“The Other Intelligence Failure: How American Leaders Misunderstood Iraqi Politics and Society”
Over the last several years, few subjects in the field of intelligence studies have drawn as much attention from policymakers and researchers as the failure to find weapons of mass destruction after the Iraq War. Our project investigates an intelligence failure that was more inexcusable and no less consequential, yet has nonetheless been mostly ignored by researchers: the failure to reasonably predict the political future of a post-Saddam Iraq. In the years before the 2003 invasion, the only organized and effective opposition groups within the country, outside the Kurdish North, were Shiite political parties and clandestine organizations that were theocratic in orientation and often close to Iran. As could have been predicted based on an understanding of Iraqi politics and history, it is they, and not liberals supported by the American government, that have become the most powerful actors in that country over the last fifteen years. This project has the potential to create insights into past and present American foreign policy, which has consistently misjudged the political circumstances in Middle Eastern countries in which the United States intervenes militarily.
Project Participant Bios
Robert F. Trager is Associate Professor of Political Science at the University of California, Los Angeles. He has also taught at Yale and Oxford Universities, held an Olin Fellowship at Harvard University, and worked in investment banking in New York. His book, Diplomacy: Communication and the Origins of International Order, was published in 2017 by Cambridge University Press. His articles have appeared in such journals as the American Political Science Review, the American Journal of Political Science, the Journal of Politics, International Organization, International Security, and Security Studies. Current research projects include the moral and emotional bases of foreign policy preferences, the strategic implications artificial intelligence developments, the role of women in making democracies more pacific and the dynamics of affinity networks.

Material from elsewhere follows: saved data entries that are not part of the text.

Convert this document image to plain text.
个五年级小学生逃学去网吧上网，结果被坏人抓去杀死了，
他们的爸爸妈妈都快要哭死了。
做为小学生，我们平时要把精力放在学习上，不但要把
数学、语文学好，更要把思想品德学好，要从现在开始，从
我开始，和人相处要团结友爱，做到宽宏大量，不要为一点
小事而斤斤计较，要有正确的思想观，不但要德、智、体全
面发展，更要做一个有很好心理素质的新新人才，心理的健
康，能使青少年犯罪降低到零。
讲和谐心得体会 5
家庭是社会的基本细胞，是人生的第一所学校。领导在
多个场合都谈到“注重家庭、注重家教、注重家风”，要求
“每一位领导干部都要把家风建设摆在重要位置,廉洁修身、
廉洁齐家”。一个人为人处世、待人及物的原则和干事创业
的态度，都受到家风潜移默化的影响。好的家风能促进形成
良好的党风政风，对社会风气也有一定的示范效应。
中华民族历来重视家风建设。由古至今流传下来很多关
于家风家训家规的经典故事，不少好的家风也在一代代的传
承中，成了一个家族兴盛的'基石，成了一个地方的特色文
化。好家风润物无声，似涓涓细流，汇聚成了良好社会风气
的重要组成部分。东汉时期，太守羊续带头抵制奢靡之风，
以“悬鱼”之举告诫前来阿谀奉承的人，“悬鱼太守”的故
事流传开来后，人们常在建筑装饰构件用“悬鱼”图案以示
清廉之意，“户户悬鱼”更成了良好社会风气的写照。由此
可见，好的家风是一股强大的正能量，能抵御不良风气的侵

Richard Hanania is a PhD candidate in political science at the University of California, Los Angeles, with a BA in linguistics from the University of Colorado, and a JD from the University of Chicago Law School. His academic interests include nuclear policy, the moral foundations of foreign policy preferences, political psychology, biopolitics, automated content analysis, cognitive biases, and the nature of personality differences between those of various ideologies. His work has appeared in peer-reviewed journals such as the Journal of Cold War Studies, Personality and Individual Differences, and International Studies Quarterly.
Marc Trachtenberg is Professor Emeritus at the University of California, Los Angeles, having previously taught at the University of Pennsylvania, Brandeis University, Columbia, and Yale. He is the author or editor of seven books, and dozens of peer reviewed publications focused on issues such as Cold War history, international relations theory, arms control, and American foreign policy.